Great point, @nasimon: That's definitely a lucrative incentive to invest the necessary resources! I'd think it's also part of a brand's image. If you want to be considered a 'worldclass' brand, you have to be viable - and successful - in regions beyond your native language.
"How much does it cost to localize apps, Matt? And, I wonder, how much in lost opportunities does it cost companies if they don't localize."
@alison-No matter how much it costs in localizing the apps, I believe that it will definitely turn out to be one of the good and fruitful strategies overflowing your pockets .Take an example of Apple..what did they do ..Iphone 5's Siri facilitates the Chinese language which is the only reason that Apple enjoyed record breaking sales during the initial days of its release.
I vaguely remember reading an article that said user interface conventions vary between cultures. It's not just language -- an app that works fine in one culture might prove problematic in another, even after the language has been translated.

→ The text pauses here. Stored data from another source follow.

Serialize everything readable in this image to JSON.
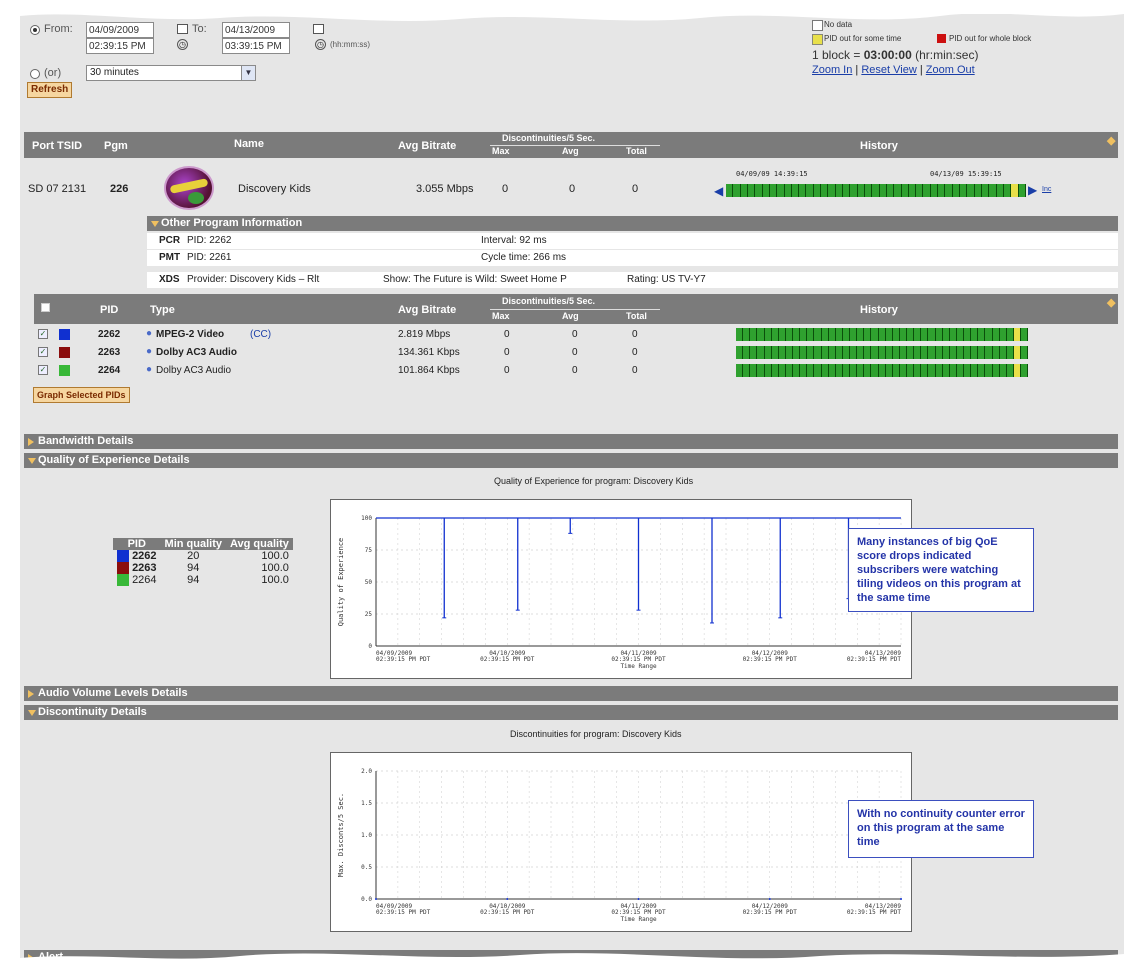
{
  "controls": {
    "from_label": "From:",
    "from_date": "04/09/2009",
    "from_time": "02:39:15 PM",
    "to_label": "To:",
    "to_date": "04/13/2009",
    "to_time": "03:39:15 PM",
    "time_hint": "(hh:mm:ss)",
    "or_label": "(or)",
    "duration": "30 minutes",
    "refresh_label": "Refresh"
  },
  "legend": {
    "no_data": "No data",
    "pid_out_some": "PID out for some time",
    "pid_out_whole": "PID out for whole block",
    "block_prefix": "1 block =",
    "block_value": "03:00:00",
    "block_suffix": "(hr:min:sec)",
    "zoom_in": "Zoom In",
    "reset_view": "Reset View",
    "zoom_out": "Zoom Out",
    "sep": "|"
  },
  "program_table": {
    "headers": {
      "port_tsid": "Port TSID",
      "pgm": "Pgm",
      "name": "Name",
      "avg_bitrate": "Avg Bitrate",
      "disc_group": "Discontinuities/5 Sec.",
      "max": "Max",
      "avg": "Avg",
      "total": "Total",
      "history": "History"
    },
    "row": {
      "port_tsid": "SD 07 2131",
      "pgm": "226",
      "name": "Discovery Kids",
      "avg_bitrate": "3.055 Mbps",
      "max": "0",
      "avg": "0",
      "total": "0",
      "history_start": "04/09/09 14:39:15",
      "history_end": "04/13/09 15:39:15",
      "more": "Inc"
    },
    "history_pattern": "gggggggggggggggggggggggggggggggggggggggyg"
  },
  "other_info": {
    "title": "Other Program Information",
    "pcr_label": "PCR",
    "pcr_value": "PID: 2262",
    "pcr_interval": "Interval: 92 ms",
    "pmt_label": "PMT",
    "pmt_value": "PID: 2261",
    "pmt_cycle": "Cycle time: 266 ms",
    "xds_label": "XDS",
    "xds_provider": "Provider: Discovery Kids – Rlt",
    "xds_show": "Show: The Future is Wild: Sweet Home P",
    "xds_rating": "Rating: US TV-Y7"
  },
  "pid_table": {
    "headers": {
      "pid": "PID",
      "type": "Type",
      "avg_bitrate": "Avg Bitrate",
      "disc_group": "Discontinuities/5 Sec.",
      "max": "Max",
      "avg": "Avg",
      "total": "Total",
      "history": "History"
    },
    "rows": [
      {
        "pid": "2262",
        "type": "MPEG-2 Video",
        "cc": "(CC)",
        "avg_bitrate": "2.819 Mbps",
        "max": "0",
        "avg": "0",
        "total": "0",
        "color": "#1030d0"
      },
      {
        "pid": "2263",
        "type": "Dolby AC3 Audio",
        "cc": "",
        "avg_bitrate": "134.361 Kbps",
        "max": "0",
        "avg": "0",
        "total": "0",
        "color": "#8b0d0d"
      },
      {
        "pid": "2264",
        "type": "Dolby AC3 Audio",
        "cc": "",
        "avg_bitrate": "101.864 Kbps",
        "max": "0",
        "avg": "0",
        "total": "0",
        "color": "#38b838"
      }
    ],
    "graph_button": "Graph Selected PIDs"
  },
  "sections": {
    "bandwidth": "Bandwidth Details",
    "qoe": "Quality of Experience Details",
    "audio": "Audio Volume Levels Details",
    "disc": "Discontinuity Details",
    "alert": "Alert"
  },
  "qoe": {
    "chart_title": "Quality of Experience for program: Discovery Kids",
    "table_headers": {
      "pid": "PID",
      "min": "Min quality",
      "avg": "Avg quality"
    },
    "table_rows": [
      {
        "pid": "2262",
        "min": "20",
        "avg": "100.0",
        "color": "#1030d0"
      },
      {
        "pid": "2263",
        "min": "94",
        "avg": "100.0",
        "color": "#8b0d0d"
      },
      {
        "pid": "2264",
        "min": "94",
        "avg": "100.0",
        "color": "#38b838"
      }
    ],
    "callout": "Many instances of big QoE score drops indicated subscribers were watching tiling videos on this program at the same time"
  },
  "disc": {
    "chart_title": "Discontinuities for program: Discovery Kids",
    "callout": "With no continuity counter error on this program at the same time"
  },
  "chart_data": [
    {
      "type": "line",
      "title": "",
      "xlabel": "Time Range",
      "ylabel": "Quality of Experience",
      "ylim": [
        0,
        100
      ],
      "yticks": [
        "0",
        "25",
        "50",
        "75",
        "100"
      ],
      "x_ticks": [
        [
          "04/09/2009",
          "02:39:15 PM PDT"
        ],
        [
          "04/10/2009",
          "02:39:15 PM PDT"
        ],
        [
          "04/11/2009",
          "02:39:15 PM PDT"
        ],
        [
          "04/12/2009",
          "02:39:15 PM PDT"
        ],
        [
          "04/13/2009",
          "02:39:15 PM PDT"
        ]
      ],
      "baseline": 100,
      "drops": [
        {
          "x": 0.13,
          "value": 22
        },
        {
          "x": 0.27,
          "value": 28
        },
        {
          "x": 0.37,
          "value": 88
        },
        {
          "x": 0.5,
          "value": 28
        },
        {
          "x": 0.64,
          "value": 18
        },
        {
          "x": 0.77,
          "value": 22
        },
        {
          "x": 0.9,
          "value": 37
        }
      ]
    },
    {
      "type": "line",
      "title": "",
      "xlabel": "Time Range",
      "ylabel": "Max. Disconts/5 Sec.",
      "ylim": [
        0,
        2
      ],
      "yticks": [
        "0.0",
        "0.5",
        "1.0",
        "1.5",
        "2.0"
      ],
      "x_ticks": [
        [
          "04/09/2009",
          "02:39:15 PM PDT"
        ],
        [
          "04/10/2009",
          "02:39:15 PM PDT"
        ],
        [
          "04/11/2009",
          "02:39:15 PM PDT"
        ],
        [
          "04/12/2009",
          "02:39:15 PM PDT"
        ],
        [
          "04/13/2009",
          "02:39:15 PM PDT"
        ]
      ],
      "values": [
        0,
        0,
        0,
        0,
        0
      ]
    }
  ]
}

I wish I could remember specifics.
Absolutely. We've seen many examples of companies failing when they venture from their native shores. I wonder how much partnership is necessary for apps, though, beyond technical support? And a sales network - a la Amazon, Google, and Apple?

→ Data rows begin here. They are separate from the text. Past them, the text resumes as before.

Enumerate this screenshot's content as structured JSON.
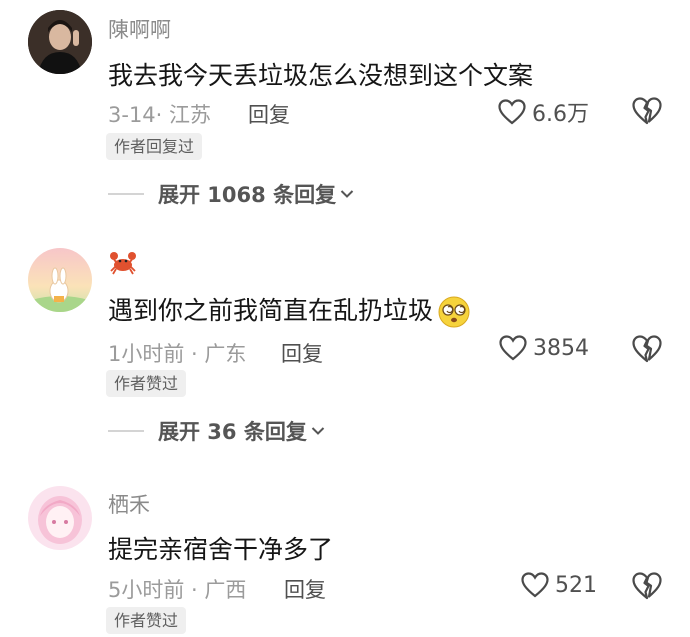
{
  "comments": [
    {
      "username": "陳啊啊",
      "text": "我去我今天丢垃圾怎么没想到这个文案",
      "meta": "3-14· 江苏",
      "reply_label": "回复",
      "likes": "6.6万",
      "badge": "作者回复过",
      "expand": "展开 1068 条回复"
    },
    {
      "username": "",
      "text": "遇到你之前我简直在乱扔垃圾",
      "meta": "1小时前 · 广东",
      "reply_label": "回复",
      "likes": "3854",
      "badge": "作者赞过",
      "expand": "展开 36 条回复"
    },
    {
      "username": "栖禾",
      "text": "提完亲宿舍干净多了",
      "meta": "5小时前 · 广西",
      "reply_label": "回复",
      "likes": "521",
      "badge": "作者赞过"
    }
  ],
  "icons": {
    "like": "heart-outline-icon",
    "dislike": "broken-heart-icon",
    "expand": "chevron-down-icon",
    "crab_username": "crab-emoji-icon",
    "inline_emoji": "dizzy-face-emoji-icon"
  },
  "colors": {
    "text": "#161616",
    "muted": "#9b9b9b",
    "username": "#8a8a8a",
    "badge_bg": "#efefef"
  }
}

"[T]he problem seems to be in half the system, forcing both a correct and an incorrect name to appear. This is typically how it works, by the way. It's correct 90 percent of the time, wrong in an annoying 10 percent of the site that uses an obscure code library."
How much does it cost to localize apps, Matt? And, I wonder, how much in lost opportunities does it cost companies if they don't localize. I know I don't like reading books or seeing movies set in England where characters use American phrases (like elevator instead of lift or trunk not boot) or vice versa. It's annoying. I would think it's seen as rude when a foreign business tries to sell its wares abroad and doesn't take the necessary steps to use the proper symbols or lingo.